Mientras tanto, la ola sin precedentes de debilitantes ataques cibernéticos dirigidos que afectaron al sector manufacturero e interrumpieron las operaciones de algunas de las empresas más grandes del mundo durante el año pasado sirve como una cruda llamada de atención para que las infraestructuras críticas y otras organizaciones den prioridad a la resiliencia operativa.
Al mismo tiempo, la base misma de la protección financiera frente a un ciberataque (la cobertura del seguro cibernético) ha llegado a un punto de inflexión.
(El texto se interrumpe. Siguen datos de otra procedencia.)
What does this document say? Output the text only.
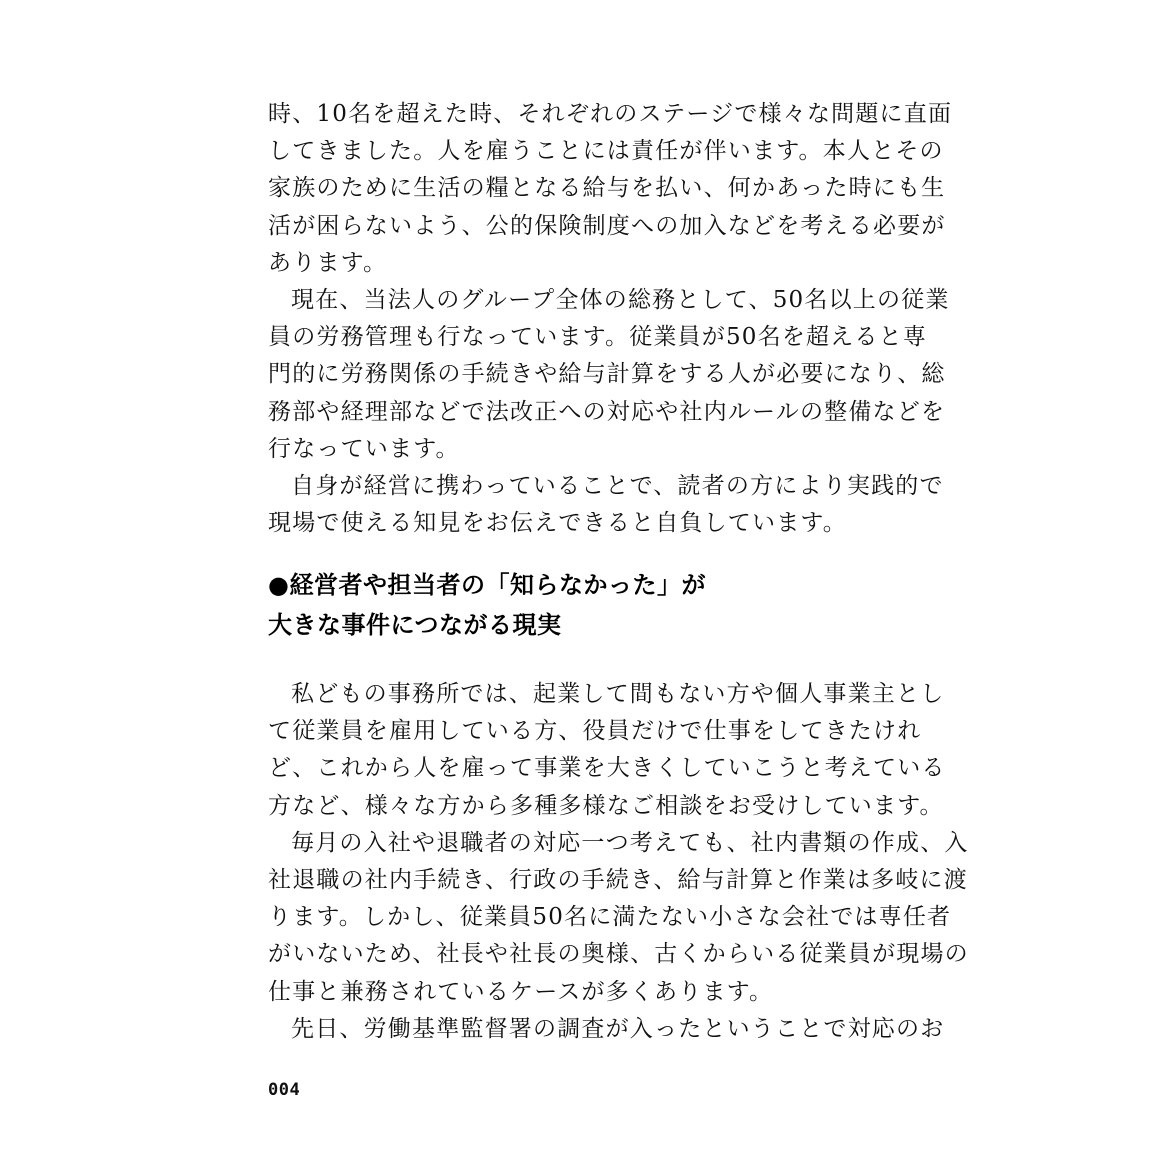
時、10名を超えた時、それぞれのステージで様々な問題に直面
してきました。人を雇うことには責任が伴います。本人とその
家族のために生活の糧となる給与を払い、何かあった時にも生
活が困らないよう、公的保険制度への加入などを考える必要が
あります。
現在、当法人のグループ全体の総務として、50名以上の従業
員の労務管理も行なっています。従業員が50名を超えると専
門的に労務関係の手続きや給与計算をする人が必要になり、総
務部や経理部などで法改正への対応や社内ルールの整備などを
行なっています。
自身が経営に携わっていることで、読者の方により実践的で
現場で使える知見をお伝えできると自負しています。
●経営者や担当者の「知らなかった」が
大きな事件につながる現実
私どもの事務所では、起業して間もない方や個人事業主とし
て従業員を雇用している方、役員だけで仕事をしてきたけれ
ど、これから人を雇って事業を大きくしていこうと考えている
方など、様々な方から多種多様なご相談をお受けしています。
毎月の入社や退職者の対応一つ考えても、社内書類の作成、入
社退職の社内手続き、行政の手続き、給与計算と作業は多岐に渡
ります。しかし、従業員50名に満たない小さな会社では専任者
がいないため、社長や社長の奥様、古くからいる従業員が現場の
仕事と兼務されているケースが多くあります。
先日、労働基準監督署の調査が入ったということで対応のお
004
Las aseguradoras ahora están examinando más de cerca las posturas de seguridad de los asegurados, presionando a los CISO y ejecutivos para que inviertan más en herramientas de defensa y potencialmente enfrenten primas más altas.
Todas las miradas estarán puestas en la agencia del gobierno federal de Estados Unidos encargada de proteger la infraestructura crítica y liderar la política de ciberseguridad: la Agencia de Seguridad de Infraestructura y Ciberseguridad, que se tambalea después de un año de recortes masivos de fuerza laboral y alianzas debilitadas con la industria privada. La capacidad de CISA para adaptarse y liderar será fundamental para salvaguardar la seguridad nacional y la infraestructura crítica.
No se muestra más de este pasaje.